Cultura

La filosofía del contenedor

Recientemente, en el programa televisivo matutino que conduce, una periodista de contrastada y respetada trayectoria moderaba un debate sobre el juicio al que se enfrentaban tres jóvenes que habían quemado viva a una mendiga en un cajero automático con una lata de gasolina y un mechero. Después de condenar el asesinato por activa y por pasiva, la periodista comentó que lo que los criminales no sabían es que aquella mujer a la que habían incendiado había tenido un pasado meritorio, con una carrera académica de éxito, y que terminó ya en su madurez abocada a problemas de salud mental que la condujeron a la calle. Como si la vida de esta mujer hubiera tenido más valor por este detalle y la culpa de los salvajes fuera en consecuencia mayor; como si, en el caso de que no hubiera sido así y la víctima hubiese sido una yonqui vagabunda desde los 12 años, el gravamen de la vergüenza no resultara tan considerable. En otro canal, unos famosos que participan en un concurso cantaban una canción para fomentar la solidaridad contra la pobreza: "La tierra tiene hambre, qué duro es poder sobrevivir". Una estrella archiconodísima del mismo medio entonaba con cara de pena mientras lucía un collar enorme, de gusto más que dudoso por todo el lujo que escupía.

La percepción y la interpretación de la pobreza son en sí mismas cuestiones sociales, como la misma pobreza. Maná Maná, la obra estrenada por Los Ulen en 1996 y recuperada ahora, indaga en estas cuestiones con un naturalismo atroz. La crónica de parias, como reza el subtítulo, pone al mendigo frente al público y lo deja suelto. Tan sencillo como eso. No vi, lo confieso, el montaje original (ah, era tan joven entonces), pero lo cierto es que este regreso se justifica no tanto porque las connotaciones económicas y políticas en torno a la pobreza son las mismas que hace doce años (que también), sino, especialmente, porque el impacto que produce su representación es aún mayor. Hoy, si cabe, un pobre es un bicho todavía más raro. Pero existe, es, y cómo. Uno no sabe qué pensar cuando un pobre (magnífico Pepe Quero, soberbio en su composición) cuenta sus problemas con un nazi que le persigue por todas partes con una lata de combustible y la absoluta intención de quemarlo vivo mientras buena parte del público estalla en carcajadas. No hace falta una radiografía: lo que Los Ulen logran sacar en el teatro es una respuesta social auténtica al fenómeno de la marginación.

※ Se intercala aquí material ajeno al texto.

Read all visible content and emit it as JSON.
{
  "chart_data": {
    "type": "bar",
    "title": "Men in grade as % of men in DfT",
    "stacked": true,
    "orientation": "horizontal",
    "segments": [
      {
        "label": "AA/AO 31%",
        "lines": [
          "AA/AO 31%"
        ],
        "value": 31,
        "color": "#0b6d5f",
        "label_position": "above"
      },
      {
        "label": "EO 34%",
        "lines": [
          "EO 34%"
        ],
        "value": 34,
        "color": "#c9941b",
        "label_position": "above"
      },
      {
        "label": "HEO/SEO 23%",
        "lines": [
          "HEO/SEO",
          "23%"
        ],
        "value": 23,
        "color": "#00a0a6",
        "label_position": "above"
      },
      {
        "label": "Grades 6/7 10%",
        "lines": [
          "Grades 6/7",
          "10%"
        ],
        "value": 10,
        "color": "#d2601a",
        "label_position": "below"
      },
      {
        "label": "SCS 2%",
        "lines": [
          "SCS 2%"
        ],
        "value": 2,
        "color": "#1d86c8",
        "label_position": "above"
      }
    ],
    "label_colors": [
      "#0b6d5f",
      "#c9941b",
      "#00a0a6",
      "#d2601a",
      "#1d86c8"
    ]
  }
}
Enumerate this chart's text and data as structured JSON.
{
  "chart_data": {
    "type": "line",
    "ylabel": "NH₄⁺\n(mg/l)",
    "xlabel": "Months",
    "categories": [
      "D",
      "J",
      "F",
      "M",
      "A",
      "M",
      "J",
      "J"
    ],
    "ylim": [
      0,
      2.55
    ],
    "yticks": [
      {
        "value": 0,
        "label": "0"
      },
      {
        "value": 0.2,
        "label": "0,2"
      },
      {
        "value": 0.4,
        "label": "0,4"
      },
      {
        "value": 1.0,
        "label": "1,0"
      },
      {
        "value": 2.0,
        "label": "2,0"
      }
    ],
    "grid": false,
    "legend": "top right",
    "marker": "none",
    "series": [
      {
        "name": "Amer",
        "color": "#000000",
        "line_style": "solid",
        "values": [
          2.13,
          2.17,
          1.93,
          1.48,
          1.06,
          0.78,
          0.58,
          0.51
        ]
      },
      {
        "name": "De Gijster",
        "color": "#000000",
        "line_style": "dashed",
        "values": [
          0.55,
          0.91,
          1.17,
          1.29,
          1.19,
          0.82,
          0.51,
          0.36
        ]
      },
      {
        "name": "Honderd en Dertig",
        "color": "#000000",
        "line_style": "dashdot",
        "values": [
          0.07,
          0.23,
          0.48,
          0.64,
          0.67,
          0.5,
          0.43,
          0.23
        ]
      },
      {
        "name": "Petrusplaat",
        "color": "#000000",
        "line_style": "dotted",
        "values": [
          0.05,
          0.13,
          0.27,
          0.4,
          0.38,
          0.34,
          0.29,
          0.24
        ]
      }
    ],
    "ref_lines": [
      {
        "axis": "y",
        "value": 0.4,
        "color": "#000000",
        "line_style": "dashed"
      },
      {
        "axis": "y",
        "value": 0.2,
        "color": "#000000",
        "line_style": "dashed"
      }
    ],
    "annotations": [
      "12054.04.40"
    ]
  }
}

El principal acierto, claro, es el interpretativo. Los pobres de Quero, Tous y Sandoval son de un realismo que asusta. Inspiran asco cuando escupen, molestia cuando se atragantan, sofoco cuando se muestran incapaces de explicar lo que quieren decir, cansancio cuando se ponen a echar imaginación a una historia y se niegan a terminarla cuando corresponde, lástima cuando rebañan los envoltorios, simpatía cuando cantan. Los tres encarnan a la perfección la soledad, la demencia, la desesperación callada y rutinaria que acontece cuando amanece un día larguísimo y no se cuenta con absolutamente nada para llenarlo. Lo hacen, claro, con humor, la más humana de las estrategias. Y el público ríe cuando la Morci cuenta aquella paliza que le dieron, o cuando el Mosta se enfrasca en la frase "vámonos a dormir" y no puede salir. Su trabajo es magistral: conducen al público a donde quieren con un dedo, y a la vez el respeto que muestran al espectador es extraordinario. Un regalo con cierto veneno: estos pobres son de los que provocan miedo, de los que uno se aparta cuando pasan, porque tuvieron la mala suerte de que el esquilador se fijó en ellos. Lo advierten en cada gesto: te pudo pasar a ti, me tocó a mi.

Aunque, quién sabe. Posiblemente, "esto va a dar un explotío y no van a quedar contenedores para todos". Pocos han contado con tan poco el drama filosófico.